The small passenger terminal, apron and general aviation parking are located on the northeastern side of the airport with direct access to the Eyre Highway. Both Avgas and Jet A fuel are available in the precinct. The Bureau of Meteorology maintains an office and weather radar facility on airport land, south of the main runway.

==Airlines and destinations==

| Airlines | Destinations |
|---|---|
| Rex Airlines | Adelaide |
| Pel-Air | Charter: Jacinth-Ambrosia Mine |

==Accidents and incidents==
- On 17 January 1942, a Lockheed Hudson operated by No. 14 Squadron Royal Australian Air Force crashed shortly after takeoff.
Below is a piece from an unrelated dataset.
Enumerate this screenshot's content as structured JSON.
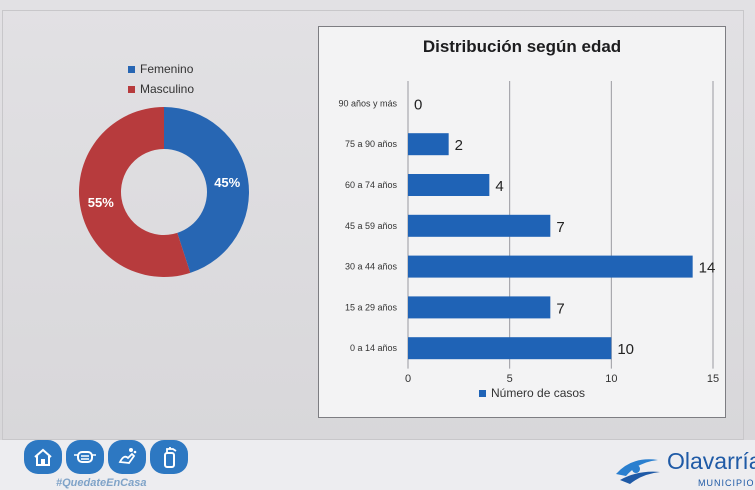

The aircraft was one of four en route to RAAF Base Pearce that had landed to refuel in Ceduna. All six crew on board were killed in the accident. A subsequent board of inquiry did not publicly comment on the cause of the crash. A small memorial beside the Eyre Highway next to the airport was built in 2006, listing the names of those who died.

- On 14 January 1962 James Knight took off from Ceduna Airport in CAC Wackett VH-BEC to fly to Cook, approximately 200 nautical miles WNW on the Trans-Australian railway line. The aircraft never arrived in Cook and Knight was never seen again despite a comprehensive air, land and sea search conducted over 19 days. For 3 years the whereabouts of VH-BEC was unknown. On 28 March 1965 the crew of an aerial survey aircraft sighted a small aircraft between sand dunes in the desert approximately 200 nautical miles north of Cook. It proved to be VH-BEC. An expedition from Emu Field reached the aircraft on 6 April but Knight’s body has never been found. It was discovered that the magnetic compass in the front cockpit of the aircraft had become loose in its mounting and was misaligned by about 30 degrees. VH-BEC was retrieved from the desert in 1973 and is now on display in Alice Springs at the Central Australian Aviation Museum.